I'm sorry for your loss.

Sabi has been gone over a year. I still find the odd tuft of her fur in some odd spot. Maybe it means I don't clean enough?


----------



## Bridget (Apr 5, 2004)

I am also sorry for your loss of Buzz. I bet the hair is going to be like Easter grass and Christmas tree needles, finding it for months after we thought it was gone. Take care.


----------



## Waffle Iron (Apr 3, 2012)

Rangers_mom said:


> My Buzzy always shed a lot, but I swear right before he died he must have exploded a huge fur bomb - it is all over our house. I mean it was always in a lot of places but now I am finding it in places I never found it before. And it will just one hair here and one hair there. As if his fur exploded in a "don't you ever forget me" bomb.
> 
> Well I can never forget him anyway but I am kind of looking forward to seeing how long it takes before I stop finding his fur.


When Blue died I was uncovering ancient fur artifacts for a good year.


----------



## Rangers_mom (May 16, 2013)

I know I will be finding fur for a long time to come and I am sure it will put a smerk on my face each time I do.


----------



## Rangers_mom (May 16, 2013)

Bridget said:


> I am also sorry for your loss of Buzz. I bet the hair is going to be like Easter grass and Christmas tree needles, finding it for months after we thought it was gone. Take care.

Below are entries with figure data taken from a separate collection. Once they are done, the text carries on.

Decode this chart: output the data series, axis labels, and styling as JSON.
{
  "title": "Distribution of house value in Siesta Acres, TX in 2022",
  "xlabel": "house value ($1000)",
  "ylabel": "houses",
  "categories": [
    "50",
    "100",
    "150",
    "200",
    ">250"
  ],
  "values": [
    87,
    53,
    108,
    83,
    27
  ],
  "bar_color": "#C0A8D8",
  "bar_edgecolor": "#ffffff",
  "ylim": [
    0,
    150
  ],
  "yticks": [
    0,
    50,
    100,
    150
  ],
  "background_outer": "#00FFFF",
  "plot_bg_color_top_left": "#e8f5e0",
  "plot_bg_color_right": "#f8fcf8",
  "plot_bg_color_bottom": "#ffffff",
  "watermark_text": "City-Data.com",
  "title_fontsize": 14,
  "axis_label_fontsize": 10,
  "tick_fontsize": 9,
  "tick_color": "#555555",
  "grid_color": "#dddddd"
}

I am Jewish so no experience with easter grass or Christmas tree needles but I will take your word for it ?. I suppose the closest thing for us would be crumbs from Matzo but i sure hope those don't take a year to find.


----------



## GatorBytes (Jul 16, 2012)

Ahhh, fur...the gift that keeps on giving

Rangers_Mom...silver linings, happy you found your way at this time.

Peace to you little Buzz


----------